Les membres des comités de direction, administration et surveillance

L’entreprise qui choisit de définir sa raison d’être selon les lignes directrices énoncées par la loi PACTE va pour cela impliquer diverses parties prenantes dans ce projet. Les membres des comités et conseils de direction, administration et surveillance seront particulièrement concernés par la raison d’être.

Rôles du top management de l’entreprise dans la raison d’être

La raison d’être devant représenter directement l’identité profonde de l’entreprise, il sera indispensable que les membres des différents comités de direction de l’entreprise soient impliqués dans le projet. Le top management devra en effet jouer un rôle à la fois dans la définition de la raison d’être, qui deviendra le cap à tenir dans toutes les prises de décisions stratégiques par la direction, d’où l’implication directe de cette dernière.

Les organes de direction devront donc être impliqués dès le comité de pilotage en charge du projet de définition, et ensuite piloter le déploiement de la raison d’être dans une logique long terme. Si l’entreprise choisit, en plus de définir sa raison d’être, de se doter du statut d’entreprise à mission, alors l’inscription de la raison d’être aux statuts mobilisera à nouveau le top management.

Le Conseil d’Administration

Le Conseil d’Administration de l’entreprise est l’organe qui représente ses actionnaires et contrôle les actions menées par les membres de sa direction. C’est le premier organe concerné par la raison d’être, puisqu’il aura la responsabilité de veiller à ce que la raison d’être soit définie de manière pertinente et en adéquation avec le projet à long terme de l’entreprise.

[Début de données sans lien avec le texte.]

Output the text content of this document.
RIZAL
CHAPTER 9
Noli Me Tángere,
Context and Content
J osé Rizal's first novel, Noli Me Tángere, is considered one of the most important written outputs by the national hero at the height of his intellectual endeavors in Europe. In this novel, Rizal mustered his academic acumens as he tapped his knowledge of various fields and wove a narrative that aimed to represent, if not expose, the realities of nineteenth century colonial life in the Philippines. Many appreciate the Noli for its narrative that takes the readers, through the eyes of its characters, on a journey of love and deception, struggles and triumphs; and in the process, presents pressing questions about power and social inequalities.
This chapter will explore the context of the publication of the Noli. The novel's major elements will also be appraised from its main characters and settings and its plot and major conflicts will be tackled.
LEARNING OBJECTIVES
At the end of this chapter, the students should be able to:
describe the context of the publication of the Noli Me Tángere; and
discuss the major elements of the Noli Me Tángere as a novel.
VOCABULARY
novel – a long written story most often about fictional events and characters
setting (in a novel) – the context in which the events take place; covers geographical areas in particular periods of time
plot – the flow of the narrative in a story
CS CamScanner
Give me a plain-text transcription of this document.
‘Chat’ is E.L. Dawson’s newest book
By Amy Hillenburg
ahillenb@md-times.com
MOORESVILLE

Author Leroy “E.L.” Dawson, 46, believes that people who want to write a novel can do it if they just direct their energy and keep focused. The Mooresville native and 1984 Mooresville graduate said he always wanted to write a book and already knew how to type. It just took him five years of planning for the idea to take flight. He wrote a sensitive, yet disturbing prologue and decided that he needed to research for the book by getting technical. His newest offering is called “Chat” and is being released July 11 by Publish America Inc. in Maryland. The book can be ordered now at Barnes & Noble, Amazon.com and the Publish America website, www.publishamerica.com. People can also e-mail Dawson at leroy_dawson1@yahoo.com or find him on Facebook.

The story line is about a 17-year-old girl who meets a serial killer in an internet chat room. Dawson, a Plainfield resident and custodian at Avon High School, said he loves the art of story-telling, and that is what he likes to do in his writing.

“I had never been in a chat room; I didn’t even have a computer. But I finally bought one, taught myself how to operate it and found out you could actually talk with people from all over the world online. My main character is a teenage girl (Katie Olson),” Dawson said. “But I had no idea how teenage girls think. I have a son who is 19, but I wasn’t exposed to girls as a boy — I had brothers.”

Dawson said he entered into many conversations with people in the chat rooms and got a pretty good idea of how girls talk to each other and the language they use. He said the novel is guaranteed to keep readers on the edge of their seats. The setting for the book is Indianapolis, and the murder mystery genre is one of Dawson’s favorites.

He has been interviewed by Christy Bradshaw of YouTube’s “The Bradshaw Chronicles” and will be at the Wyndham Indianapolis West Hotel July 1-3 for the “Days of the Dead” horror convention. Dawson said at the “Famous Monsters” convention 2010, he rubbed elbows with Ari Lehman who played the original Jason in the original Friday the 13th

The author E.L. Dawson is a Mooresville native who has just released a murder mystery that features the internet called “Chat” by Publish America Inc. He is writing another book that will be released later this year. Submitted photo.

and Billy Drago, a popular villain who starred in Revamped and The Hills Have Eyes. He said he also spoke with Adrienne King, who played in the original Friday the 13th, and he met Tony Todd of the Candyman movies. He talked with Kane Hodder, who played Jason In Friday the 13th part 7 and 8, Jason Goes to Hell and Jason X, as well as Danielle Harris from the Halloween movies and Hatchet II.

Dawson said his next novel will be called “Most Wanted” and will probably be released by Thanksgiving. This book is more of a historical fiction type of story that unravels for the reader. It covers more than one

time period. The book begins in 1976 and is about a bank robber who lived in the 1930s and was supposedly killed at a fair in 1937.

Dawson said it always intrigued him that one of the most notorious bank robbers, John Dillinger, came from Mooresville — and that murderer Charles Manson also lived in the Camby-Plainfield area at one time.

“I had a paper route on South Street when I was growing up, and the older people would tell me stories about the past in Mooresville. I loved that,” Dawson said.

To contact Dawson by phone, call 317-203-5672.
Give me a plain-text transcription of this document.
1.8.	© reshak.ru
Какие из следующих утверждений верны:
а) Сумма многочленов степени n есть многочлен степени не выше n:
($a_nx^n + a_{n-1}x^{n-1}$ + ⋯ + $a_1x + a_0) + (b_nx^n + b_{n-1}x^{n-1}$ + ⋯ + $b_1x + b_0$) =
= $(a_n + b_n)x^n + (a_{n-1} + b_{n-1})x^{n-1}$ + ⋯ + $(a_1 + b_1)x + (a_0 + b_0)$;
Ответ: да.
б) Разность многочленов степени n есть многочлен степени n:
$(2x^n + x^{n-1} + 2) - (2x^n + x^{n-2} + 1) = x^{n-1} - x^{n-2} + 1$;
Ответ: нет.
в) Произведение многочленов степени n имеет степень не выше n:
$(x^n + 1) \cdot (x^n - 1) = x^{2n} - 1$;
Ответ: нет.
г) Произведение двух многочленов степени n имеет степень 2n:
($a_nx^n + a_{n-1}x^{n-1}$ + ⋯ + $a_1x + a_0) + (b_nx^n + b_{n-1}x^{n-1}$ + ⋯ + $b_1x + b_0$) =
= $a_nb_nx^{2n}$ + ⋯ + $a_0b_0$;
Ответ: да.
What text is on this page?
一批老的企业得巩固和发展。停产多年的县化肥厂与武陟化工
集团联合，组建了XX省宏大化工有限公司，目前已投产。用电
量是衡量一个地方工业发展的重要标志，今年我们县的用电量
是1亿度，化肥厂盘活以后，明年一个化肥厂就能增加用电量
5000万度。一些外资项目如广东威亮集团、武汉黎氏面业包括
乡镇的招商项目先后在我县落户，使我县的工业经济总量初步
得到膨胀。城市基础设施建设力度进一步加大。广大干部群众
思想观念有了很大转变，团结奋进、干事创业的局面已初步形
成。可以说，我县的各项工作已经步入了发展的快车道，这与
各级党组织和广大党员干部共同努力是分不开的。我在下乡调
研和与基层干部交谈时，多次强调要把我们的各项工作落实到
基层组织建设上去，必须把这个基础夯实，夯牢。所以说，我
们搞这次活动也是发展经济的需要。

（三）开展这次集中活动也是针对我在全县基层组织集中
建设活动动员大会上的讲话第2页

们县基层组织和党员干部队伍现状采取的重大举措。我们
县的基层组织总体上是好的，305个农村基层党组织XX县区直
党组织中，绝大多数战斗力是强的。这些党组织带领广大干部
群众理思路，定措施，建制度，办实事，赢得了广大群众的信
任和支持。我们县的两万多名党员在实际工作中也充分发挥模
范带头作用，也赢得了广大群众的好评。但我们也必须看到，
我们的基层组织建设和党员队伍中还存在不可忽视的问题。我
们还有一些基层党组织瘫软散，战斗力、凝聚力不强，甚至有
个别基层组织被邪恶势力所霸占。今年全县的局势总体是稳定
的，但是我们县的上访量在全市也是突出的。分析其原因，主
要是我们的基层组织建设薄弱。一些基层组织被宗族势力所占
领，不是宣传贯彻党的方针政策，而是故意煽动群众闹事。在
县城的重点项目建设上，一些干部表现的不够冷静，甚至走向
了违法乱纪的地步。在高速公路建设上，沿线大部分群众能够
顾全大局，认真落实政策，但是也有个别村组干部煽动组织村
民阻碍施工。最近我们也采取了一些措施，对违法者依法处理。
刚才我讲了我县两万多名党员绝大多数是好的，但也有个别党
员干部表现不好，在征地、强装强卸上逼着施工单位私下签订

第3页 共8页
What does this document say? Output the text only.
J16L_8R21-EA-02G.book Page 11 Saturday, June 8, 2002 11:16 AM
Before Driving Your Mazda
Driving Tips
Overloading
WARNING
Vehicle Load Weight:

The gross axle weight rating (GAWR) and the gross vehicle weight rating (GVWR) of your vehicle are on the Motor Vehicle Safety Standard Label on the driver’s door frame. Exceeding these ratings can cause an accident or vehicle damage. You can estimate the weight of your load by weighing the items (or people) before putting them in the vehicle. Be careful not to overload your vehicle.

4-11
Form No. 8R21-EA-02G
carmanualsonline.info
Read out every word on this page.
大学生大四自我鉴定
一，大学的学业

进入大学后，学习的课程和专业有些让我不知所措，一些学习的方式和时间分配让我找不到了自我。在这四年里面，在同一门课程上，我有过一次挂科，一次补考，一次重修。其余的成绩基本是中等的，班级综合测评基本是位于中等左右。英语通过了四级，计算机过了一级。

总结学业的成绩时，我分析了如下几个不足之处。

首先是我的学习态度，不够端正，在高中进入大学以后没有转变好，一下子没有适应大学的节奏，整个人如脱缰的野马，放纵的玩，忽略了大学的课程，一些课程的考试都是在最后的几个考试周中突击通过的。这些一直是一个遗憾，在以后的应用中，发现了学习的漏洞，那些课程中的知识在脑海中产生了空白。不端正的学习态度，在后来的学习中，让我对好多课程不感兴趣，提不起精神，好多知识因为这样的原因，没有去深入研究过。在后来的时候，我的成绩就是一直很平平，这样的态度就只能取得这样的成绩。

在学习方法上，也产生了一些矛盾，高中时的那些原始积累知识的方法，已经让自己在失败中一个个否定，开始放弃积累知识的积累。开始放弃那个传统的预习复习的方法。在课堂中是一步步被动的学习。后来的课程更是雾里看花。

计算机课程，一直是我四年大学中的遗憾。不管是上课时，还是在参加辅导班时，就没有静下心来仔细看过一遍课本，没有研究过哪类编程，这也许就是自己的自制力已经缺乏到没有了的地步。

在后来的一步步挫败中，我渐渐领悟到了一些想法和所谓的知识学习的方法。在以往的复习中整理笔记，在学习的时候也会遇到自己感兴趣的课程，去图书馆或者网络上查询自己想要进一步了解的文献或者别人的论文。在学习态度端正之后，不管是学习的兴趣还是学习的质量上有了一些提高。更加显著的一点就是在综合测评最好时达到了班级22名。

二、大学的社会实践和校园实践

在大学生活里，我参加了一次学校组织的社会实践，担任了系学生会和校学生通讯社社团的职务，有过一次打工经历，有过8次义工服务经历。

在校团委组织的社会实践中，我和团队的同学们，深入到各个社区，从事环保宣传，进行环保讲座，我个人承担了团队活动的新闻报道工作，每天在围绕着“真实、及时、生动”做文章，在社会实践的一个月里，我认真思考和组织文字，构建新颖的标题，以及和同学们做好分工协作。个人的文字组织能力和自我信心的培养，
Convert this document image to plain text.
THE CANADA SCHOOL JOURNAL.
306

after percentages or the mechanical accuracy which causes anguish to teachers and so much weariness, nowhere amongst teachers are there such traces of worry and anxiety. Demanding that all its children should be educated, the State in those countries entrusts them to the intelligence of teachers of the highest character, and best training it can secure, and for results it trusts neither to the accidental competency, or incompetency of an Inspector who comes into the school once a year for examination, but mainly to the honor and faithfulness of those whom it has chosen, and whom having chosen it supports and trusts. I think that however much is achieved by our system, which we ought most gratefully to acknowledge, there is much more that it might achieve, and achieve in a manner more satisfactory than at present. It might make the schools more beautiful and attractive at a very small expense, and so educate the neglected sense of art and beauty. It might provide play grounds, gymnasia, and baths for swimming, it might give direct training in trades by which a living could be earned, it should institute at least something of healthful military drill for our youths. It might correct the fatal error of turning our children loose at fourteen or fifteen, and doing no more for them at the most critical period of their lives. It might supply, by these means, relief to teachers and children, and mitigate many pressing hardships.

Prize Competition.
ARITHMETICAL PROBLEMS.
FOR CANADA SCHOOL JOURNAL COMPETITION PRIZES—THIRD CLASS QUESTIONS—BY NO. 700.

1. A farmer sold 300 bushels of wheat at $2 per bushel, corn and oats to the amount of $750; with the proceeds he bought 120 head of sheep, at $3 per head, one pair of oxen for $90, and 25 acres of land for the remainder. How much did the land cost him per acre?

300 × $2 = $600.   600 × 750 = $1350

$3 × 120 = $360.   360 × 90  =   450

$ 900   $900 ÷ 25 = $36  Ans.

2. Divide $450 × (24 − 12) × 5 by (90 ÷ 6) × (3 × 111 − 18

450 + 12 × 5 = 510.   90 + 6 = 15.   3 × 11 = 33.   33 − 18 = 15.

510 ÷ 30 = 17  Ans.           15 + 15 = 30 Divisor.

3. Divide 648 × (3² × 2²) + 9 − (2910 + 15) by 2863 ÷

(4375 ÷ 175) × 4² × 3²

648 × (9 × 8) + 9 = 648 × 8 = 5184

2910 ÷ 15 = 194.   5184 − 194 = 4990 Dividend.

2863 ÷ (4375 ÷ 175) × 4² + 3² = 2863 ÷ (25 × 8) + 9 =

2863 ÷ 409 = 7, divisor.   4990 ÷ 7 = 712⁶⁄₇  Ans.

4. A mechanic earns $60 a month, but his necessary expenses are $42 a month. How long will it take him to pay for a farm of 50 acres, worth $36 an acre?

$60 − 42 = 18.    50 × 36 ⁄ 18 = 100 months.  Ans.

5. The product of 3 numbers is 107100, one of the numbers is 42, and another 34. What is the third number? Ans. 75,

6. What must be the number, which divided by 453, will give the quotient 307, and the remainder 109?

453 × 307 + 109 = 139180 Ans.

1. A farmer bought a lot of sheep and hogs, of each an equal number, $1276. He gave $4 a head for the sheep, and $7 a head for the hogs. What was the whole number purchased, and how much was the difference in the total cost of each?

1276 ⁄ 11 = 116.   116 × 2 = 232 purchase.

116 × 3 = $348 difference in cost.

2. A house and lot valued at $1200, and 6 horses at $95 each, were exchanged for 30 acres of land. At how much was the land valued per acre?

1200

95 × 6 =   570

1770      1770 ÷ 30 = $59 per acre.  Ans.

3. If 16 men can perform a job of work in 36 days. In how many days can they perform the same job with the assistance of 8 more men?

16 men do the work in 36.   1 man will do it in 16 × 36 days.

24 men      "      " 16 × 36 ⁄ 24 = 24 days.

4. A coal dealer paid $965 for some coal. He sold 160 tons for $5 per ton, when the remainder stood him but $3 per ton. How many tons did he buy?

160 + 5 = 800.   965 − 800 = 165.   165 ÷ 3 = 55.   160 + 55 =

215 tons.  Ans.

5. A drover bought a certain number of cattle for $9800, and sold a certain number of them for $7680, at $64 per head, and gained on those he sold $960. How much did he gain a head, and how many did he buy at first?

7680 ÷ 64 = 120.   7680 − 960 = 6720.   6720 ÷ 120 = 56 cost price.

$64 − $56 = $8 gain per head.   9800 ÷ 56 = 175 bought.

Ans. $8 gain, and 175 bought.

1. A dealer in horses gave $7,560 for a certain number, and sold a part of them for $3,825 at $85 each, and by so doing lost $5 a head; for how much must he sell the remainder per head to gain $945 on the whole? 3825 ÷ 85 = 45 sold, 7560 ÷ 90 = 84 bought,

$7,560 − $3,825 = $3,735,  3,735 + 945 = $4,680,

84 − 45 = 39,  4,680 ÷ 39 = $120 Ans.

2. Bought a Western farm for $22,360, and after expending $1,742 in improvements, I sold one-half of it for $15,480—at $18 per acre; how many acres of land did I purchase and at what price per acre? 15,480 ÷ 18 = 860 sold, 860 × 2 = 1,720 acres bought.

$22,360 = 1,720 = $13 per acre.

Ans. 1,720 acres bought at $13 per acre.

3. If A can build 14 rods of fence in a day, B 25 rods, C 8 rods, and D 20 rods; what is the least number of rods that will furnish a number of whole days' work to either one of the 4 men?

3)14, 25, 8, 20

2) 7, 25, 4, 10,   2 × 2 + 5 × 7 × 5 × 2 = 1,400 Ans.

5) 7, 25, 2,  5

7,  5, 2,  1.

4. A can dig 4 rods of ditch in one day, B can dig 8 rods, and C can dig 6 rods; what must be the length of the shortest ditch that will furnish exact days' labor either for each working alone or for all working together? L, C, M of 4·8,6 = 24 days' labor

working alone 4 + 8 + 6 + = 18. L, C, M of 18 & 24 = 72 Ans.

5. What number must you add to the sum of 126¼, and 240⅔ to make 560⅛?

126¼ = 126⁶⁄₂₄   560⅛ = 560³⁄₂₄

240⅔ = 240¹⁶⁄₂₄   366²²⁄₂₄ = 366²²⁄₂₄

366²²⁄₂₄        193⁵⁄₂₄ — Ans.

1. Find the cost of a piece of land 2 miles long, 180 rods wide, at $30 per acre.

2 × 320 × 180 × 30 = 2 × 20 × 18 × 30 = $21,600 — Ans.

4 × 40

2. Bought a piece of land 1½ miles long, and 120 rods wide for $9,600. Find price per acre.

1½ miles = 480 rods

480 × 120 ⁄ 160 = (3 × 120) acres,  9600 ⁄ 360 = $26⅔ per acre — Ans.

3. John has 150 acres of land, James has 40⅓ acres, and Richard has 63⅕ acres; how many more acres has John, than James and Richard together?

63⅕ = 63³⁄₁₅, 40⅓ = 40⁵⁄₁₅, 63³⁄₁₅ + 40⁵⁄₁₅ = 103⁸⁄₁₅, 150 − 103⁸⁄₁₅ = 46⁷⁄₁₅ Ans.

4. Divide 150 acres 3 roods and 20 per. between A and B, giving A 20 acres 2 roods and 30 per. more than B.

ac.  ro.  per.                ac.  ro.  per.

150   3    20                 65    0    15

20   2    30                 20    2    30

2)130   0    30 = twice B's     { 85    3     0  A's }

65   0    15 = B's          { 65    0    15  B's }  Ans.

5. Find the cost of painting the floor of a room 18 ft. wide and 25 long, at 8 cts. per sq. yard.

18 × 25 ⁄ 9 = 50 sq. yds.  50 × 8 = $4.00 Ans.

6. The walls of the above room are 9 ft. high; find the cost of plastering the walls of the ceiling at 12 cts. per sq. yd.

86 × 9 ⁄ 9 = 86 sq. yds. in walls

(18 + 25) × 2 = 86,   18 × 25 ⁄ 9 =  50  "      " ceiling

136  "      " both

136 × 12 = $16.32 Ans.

Si toutefois les fondateurs de l’entreprise sont encore présents au sein du Conseil d’Administration, il sera d’autant plus pertinent qu’ils précisent le sens voulu lors de la création de l’activité. La raison d’être concernera d’autant plus le Conseil d’Administration qu’elle deviendra sa boussole dans toutes les décisions stratégiques qu’il prendra à l’avenir.

La loi PACTE mentionne d’ailleurs précisément que le Conseil d’Administration agit « conformément à son intérêt social (celui de l’entreprise), en prenant en considération les enjeux sociaux et environnementaux de son activité […] et prend également en considération, s’il y a lieu, la raison d’être de la société définie ».

Le Comité de Direction

Le Comité de Direction, appelé aussi Comité Exécutif, pilote la stratégie de l’entreprise dans ses activités. Vis à vis du projet de raison d’être, il sera donc un organe clé dès la définition de celle-ci, puisque ses membres sont les mieux placés pour avoir la vision macroscopique de l’entreprise. Cette ‘big picture’ permet de s’assurer que la raison d’être choisie correspond à une vraie réalité globale.

Le comité de direction devra ensuite s’assurer que la raison d’être est déployée au sein de la structure, en donnant les grandes lignes directrices et les orientations stratégiques. A chaque fois qu’il se réunira, il devra garder en tête ce nouveau cap pour prendre ses décisions.

Le Conseil de Surveillance

Le Conseil de Surveillance est l’organe non-exécutif qui veille au bon fonctionnement d’une entreprise en rend compte à ses actionnaires. Il sera concerné par le choix de la raison d’être puisqu’il devra s’assurer que l’entreprise est bien en phase avec. Il ne sera donc pas forcément impliqué dès la phase de définition, mais aura plutôt un rôle en aval, une fois le déploiement opéré, pour s’assurer que les grandes décisions stratégiques sont bien alignées avec la raison d’être.